The missing documents are not the same files the ABC has obtained.

The classified documents lost by the AFP are from the powerful National Security Committee (NSC) of the cabinet, which controls the country's security, intelligence and defence agenda.

The secretive committee also deploys Australia's military and approves kill, capture or destroy missions.

Most of its documents are marked "top secret" and "AUSTEO", which means they are to be seen by Australian eyes only.



An email exchange between the cabinet secretariat and the AFP reveals the documents were lost between 2008 and 2013……

Troop deployments in Afghanistan and Iraq, counter-terrorism operations, foreign relations and Australia's border protection were among the top-secret and sensitive issues decided in the five-year period.

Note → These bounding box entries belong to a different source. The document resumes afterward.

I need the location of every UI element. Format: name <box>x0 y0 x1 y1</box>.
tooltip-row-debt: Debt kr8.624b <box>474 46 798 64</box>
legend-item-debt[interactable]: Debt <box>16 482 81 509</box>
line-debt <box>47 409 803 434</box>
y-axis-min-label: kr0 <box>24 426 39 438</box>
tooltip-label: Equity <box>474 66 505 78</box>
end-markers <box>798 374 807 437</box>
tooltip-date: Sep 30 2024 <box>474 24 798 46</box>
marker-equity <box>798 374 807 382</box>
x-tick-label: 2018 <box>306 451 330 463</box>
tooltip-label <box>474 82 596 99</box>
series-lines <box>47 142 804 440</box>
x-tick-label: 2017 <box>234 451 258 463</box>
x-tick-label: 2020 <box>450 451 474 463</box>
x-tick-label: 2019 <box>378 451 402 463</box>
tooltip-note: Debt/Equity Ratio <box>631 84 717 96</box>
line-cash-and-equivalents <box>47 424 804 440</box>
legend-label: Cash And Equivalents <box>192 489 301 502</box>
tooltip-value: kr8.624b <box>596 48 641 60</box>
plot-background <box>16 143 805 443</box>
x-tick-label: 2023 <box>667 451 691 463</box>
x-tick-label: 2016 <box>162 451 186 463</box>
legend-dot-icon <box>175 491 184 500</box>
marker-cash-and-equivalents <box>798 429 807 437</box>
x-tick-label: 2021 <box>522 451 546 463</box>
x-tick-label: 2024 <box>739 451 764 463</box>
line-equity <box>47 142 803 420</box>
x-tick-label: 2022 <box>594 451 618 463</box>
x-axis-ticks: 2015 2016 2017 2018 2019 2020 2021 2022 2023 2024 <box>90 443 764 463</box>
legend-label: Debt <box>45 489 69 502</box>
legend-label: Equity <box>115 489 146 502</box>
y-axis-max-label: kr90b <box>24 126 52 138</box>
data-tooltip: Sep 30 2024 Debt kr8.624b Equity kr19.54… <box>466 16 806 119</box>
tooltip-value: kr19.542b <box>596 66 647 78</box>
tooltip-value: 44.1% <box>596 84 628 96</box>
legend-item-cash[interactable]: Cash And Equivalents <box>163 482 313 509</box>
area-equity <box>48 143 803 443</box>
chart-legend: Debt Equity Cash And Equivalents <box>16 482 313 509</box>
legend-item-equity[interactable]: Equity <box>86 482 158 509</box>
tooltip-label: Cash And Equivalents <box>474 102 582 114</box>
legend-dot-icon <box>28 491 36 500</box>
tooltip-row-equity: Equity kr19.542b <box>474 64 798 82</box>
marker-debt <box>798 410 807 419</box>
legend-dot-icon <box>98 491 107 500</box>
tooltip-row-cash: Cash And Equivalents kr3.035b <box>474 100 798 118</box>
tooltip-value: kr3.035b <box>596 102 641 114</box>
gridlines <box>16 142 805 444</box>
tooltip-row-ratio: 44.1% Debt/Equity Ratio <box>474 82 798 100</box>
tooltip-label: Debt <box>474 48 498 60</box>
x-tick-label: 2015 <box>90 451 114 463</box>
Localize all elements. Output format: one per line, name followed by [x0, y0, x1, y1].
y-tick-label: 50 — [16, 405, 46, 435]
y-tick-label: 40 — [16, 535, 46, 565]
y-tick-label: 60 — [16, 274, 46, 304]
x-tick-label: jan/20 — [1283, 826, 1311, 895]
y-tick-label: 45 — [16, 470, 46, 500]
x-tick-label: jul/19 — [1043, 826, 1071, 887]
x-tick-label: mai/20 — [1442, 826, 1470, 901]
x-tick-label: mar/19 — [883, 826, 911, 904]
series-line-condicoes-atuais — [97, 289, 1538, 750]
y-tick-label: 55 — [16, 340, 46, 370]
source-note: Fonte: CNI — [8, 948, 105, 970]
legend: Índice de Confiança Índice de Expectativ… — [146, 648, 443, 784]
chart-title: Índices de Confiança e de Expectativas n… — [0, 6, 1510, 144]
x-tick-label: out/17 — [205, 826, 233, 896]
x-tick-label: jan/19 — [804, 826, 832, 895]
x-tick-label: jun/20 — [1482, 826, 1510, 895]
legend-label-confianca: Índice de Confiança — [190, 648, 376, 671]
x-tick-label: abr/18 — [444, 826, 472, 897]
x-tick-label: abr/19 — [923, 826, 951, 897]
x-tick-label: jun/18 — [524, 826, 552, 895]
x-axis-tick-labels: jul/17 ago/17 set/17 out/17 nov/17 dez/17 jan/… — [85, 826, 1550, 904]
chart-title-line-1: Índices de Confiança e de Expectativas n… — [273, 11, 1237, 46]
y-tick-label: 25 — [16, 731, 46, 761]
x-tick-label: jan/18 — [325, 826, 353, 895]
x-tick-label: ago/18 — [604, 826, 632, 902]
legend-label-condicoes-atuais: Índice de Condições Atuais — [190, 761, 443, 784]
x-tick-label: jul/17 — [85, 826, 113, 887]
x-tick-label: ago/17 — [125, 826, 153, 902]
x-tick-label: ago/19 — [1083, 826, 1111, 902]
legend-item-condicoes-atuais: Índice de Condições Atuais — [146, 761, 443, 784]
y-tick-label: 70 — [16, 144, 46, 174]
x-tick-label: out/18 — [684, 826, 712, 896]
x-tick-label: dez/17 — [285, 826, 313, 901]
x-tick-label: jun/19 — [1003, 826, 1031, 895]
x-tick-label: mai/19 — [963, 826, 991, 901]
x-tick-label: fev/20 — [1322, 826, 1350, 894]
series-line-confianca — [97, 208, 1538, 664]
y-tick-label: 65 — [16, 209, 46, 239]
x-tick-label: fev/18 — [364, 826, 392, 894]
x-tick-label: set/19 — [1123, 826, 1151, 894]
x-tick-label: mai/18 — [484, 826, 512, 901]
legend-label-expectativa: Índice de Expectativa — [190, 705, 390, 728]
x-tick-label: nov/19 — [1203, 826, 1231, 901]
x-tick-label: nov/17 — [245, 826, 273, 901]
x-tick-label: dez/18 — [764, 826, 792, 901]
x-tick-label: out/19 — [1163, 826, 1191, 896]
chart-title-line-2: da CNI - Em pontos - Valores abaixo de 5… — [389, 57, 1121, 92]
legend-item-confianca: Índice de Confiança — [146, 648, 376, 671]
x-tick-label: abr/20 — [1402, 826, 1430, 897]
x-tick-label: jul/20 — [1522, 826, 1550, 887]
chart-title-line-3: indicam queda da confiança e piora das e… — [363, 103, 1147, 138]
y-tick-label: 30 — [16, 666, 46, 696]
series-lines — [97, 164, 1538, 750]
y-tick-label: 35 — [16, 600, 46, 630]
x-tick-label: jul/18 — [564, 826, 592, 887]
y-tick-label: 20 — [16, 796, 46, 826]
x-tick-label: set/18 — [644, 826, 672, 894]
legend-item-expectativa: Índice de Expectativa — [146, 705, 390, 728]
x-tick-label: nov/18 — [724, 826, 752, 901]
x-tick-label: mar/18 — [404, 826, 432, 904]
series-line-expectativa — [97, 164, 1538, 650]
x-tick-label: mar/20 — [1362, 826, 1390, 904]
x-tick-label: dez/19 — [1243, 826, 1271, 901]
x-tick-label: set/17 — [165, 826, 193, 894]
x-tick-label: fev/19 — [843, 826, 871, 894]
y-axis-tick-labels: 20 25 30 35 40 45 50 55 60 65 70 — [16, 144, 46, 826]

The cabinet secretariat's general practice was to give up searching and write off lost documents if they could not be found after consecutive audits, according to another document in The Cabinet Files.

Of course it is only three or four years ago that nearly 5,000 secret, confidential and restricted documents from two major federal departments held in a "B Class" secure container ended up in a recycling yard in Canberra.

There was an internal inquiry at the time but that obviously didn't translate into accounting for the whereabouts of all secure containers/filing cabinets and safes holding sensitive documents.

Given the fact that Australia's public broadcaster actually had possession of documents in the latest security breach, rather belatedly the secutity services began to care about national security.


ABC News, 1 February 2018:

ASIO officers have moved to secure the thousands of top secret and classified Cabinet files obtained by the ABC, in early morning operations in Canberra and Brisbane.

Officers delivered safes to the public broadcaster's Parliament House Bureau and South Bank studios around 1:00am, just hours after the massive national security breach was revealed.

The ABC still has access to the documents, now kept in the safes, and negotiations are still underway between lawyers for the ABC and the Department of Prime Minister and Cabinet (PM&C).

The department launched an urgent investigation on Wednesday, after it was revealed the trove of documents had been discovered in two locked filing cabinets offloaded to a second-hand furniture depot in Canberra.

The Department of Prime Minister and Cabinet (PM&C) launched an urgent investigation into how the massive breach occurred, within an hour of the ABC revealing the trove of documents.

But the ABC understands the Australian Federal Police (AFP) are yet to join the inquiry.